Russia has shown interest in building the second one as well and in fact made some attempts in the Turkish capital to feel the pulse. But they have realized that the chance for that looks very dim because the government made clear it will not be giving away the second tender to Russia. Ankara does not want to rely only on Russia in nuclear energy alternatives and is keen to see the deal it signed with Moscow go through as planned. The construction of the plant was already delayed a year because of new and more stringent measures introduced after the Fukushima incident. According to Energy Minister Yıldız, 88 new safety revisions were added to the project, prompting more comprehensive surveys on the ground. The construction is scheduled to start in mid-2015, and it is expected that the facility will start producing electricity in 2019.
Of course, there is an anti-nuclear lobby in Turkey headed by Turkey’s main opposition Republican People’s Party (CHP). The CHP even appealed to the Constitutional Court to annul the government’s agreement with Russia on the 2010 deal for the nuclear power plant, but the appeal was rejected in 2012 by the court. Some argued that a power plant in Mersin, some 300 kilometers from the famous seaside vacation city of Antalya, would negatively impact the tourism and hospitality industry. There is no evidence of that. In fact, there are six nuclear reactors within 200 kilometers of Paris, four reactors within 200 kilometers of Madrid and nine within 200 kilometers of London. What is more, a nuclear power plant in Bulgaria is 400 kilometers from İstanbul, while another one in Romania is 370 kilometers from the same city.

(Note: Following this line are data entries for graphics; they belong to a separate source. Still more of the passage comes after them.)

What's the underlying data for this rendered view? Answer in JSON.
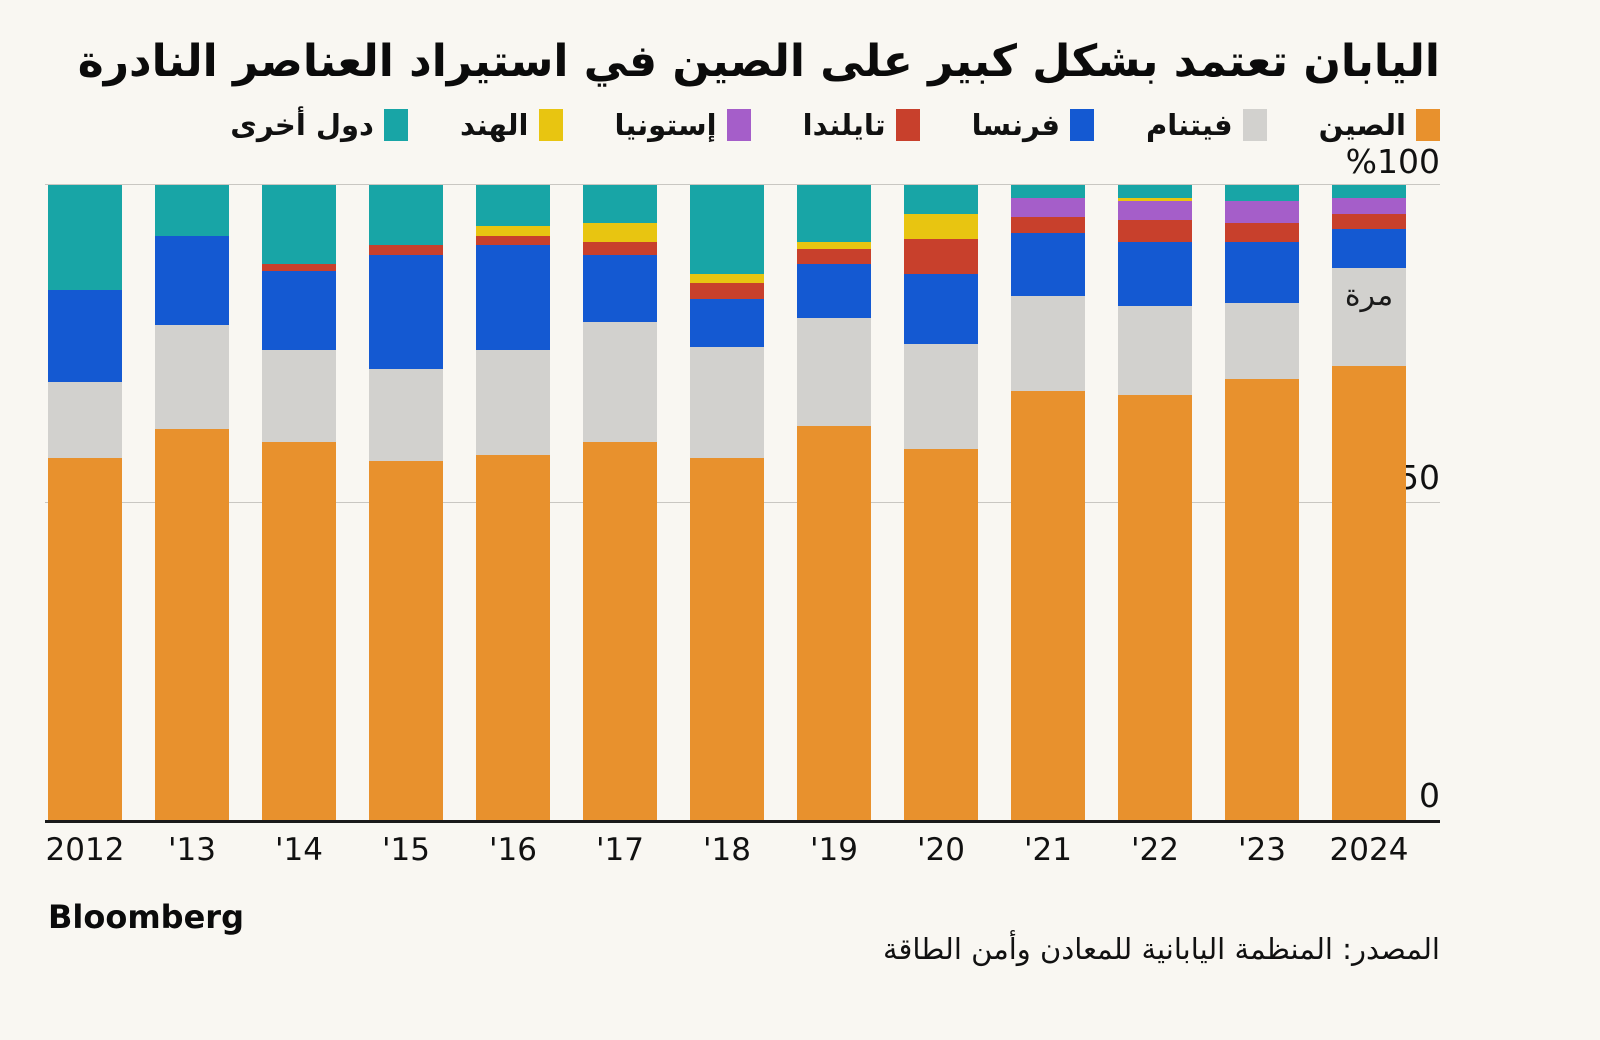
{
  "title": "اليابان تعتمد بشكل كبير على الصين في استيراد العناصر النادرة",
  "axis": {
    "y100": "%100",
    "y50": "50",
    "y0": "0"
  },
  "annotation": {
    "text": "مرة"
  },
  "footer": {
    "brand": "Bloomberg",
    "source": "المصدر: المنظمة اليابانية للمعادن وأمن الطاقة"
  },
  "chart_data": {
    "type": "bar",
    "subtype": "stacked-100-percent",
    "title": "اليابان تعتمد بشكل كبير على الصين في استيراد العناصر النادرة",
    "unit": "%",
    "ylim": [
      0,
      100
    ],
    "yticks": [
      "%100",
      "50",
      "0"
    ],
    "grid": "horizontal",
    "legend_position": "top-right",
    "categories": [
      "2012",
      "'13",
      "'14",
      "'15",
      "'16",
      "'17",
      "'18",
      "'19",
      "'20",
      "'21",
      "'22",
      "'23",
      "2024"
    ],
    "series": [
      {
        "name": "الصين",
        "color": "#E8912D",
        "values": [
          57.0,
          61.5,
          59.5,
          56.5,
          57.5,
          59.5,
          57.0,
          62.0,
          58.5,
          67.5,
          67.0,
          69.5,
          71.5
        ]
      },
      {
        "name": "فيتنام",
        "color": "#D2D1CE",
        "values": [
          12.0,
          16.5,
          14.5,
          14.5,
          16.5,
          19.0,
          17.5,
          17.0,
          16.5,
          15.0,
          14.0,
          12.0,
          15.5
        ]
      },
      {
        "name": "فرنسا",
        "color": "#1459D2",
        "values": [
          14.5,
          14.0,
          12.5,
          18.0,
          16.5,
          10.5,
          7.5,
          8.5,
          11.0,
          10.0,
          10.0,
          9.5,
          6.0
        ]
      },
      {
        "name": "تايلندا",
        "color": "#C8402C",
        "values": [
          0,
          0,
          1.0,
          1.5,
          1.5,
          2.0,
          2.5,
          2.5,
          5.5,
          2.5,
          3.5,
          3.0,
          2.5
        ]
      },
      {
        "name": "إستونيا",
        "color": "#A55EC9",
        "values": [
          0,
          0,
          0,
          0,
          0,
          0,
          0,
          0,
          0,
          3.0,
          3.0,
          3.5,
          2.5
        ]
      },
      {
        "name": "الهند",
        "color": "#E8C511",
        "values": [
          0,
          0,
          0,
          0,
          1.5,
          3.0,
          1.5,
          1.0,
          4.0,
          0,
          0.5,
          0,
          0
        ]
      },
      {
        "name": "دول أخرى",
        "color": "#18A5A6",
        "values": [
          16.5,
          8.0,
          12.5,
          9.5,
          6.5,
          6.0,
          14.0,
          9.0,
          4.5,
          2.0,
          2.0,
          2.5,
          2.0
        ]
      }
    ],
    "annotations": [
      {
        "text": "مرة",
        "target_category": "2024",
        "target_series": "فيتنام"
      }
    ]
  }
}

It is hard to understand the opposition, though, considering that 13.5 percent of world electricity is generated from nuclear power plants. There are 442 nuclear power plants operating in the world with 61 more under construction. The share of nuclear power in electricity generation is 74 percent in France, 29 percent in Japan, 28 percent in Germany and 20 percent in the US. Government projections estimate that Turkey will need 500 kWh by 2023, the centennial of the foundation of the modern republic following the collapse of the Ottoman Empire. Turkey cannot meet this energy demand by simply relaying on renewable energy resources or expensive imported energy.
The target for the share of nuclear energy in Turkey’s electricity generation is 20 percent by 2023, and for that Turkey needs to build at least three nuclear plants. As the competition for the second one nears completion, existing bidders are also eying the third one.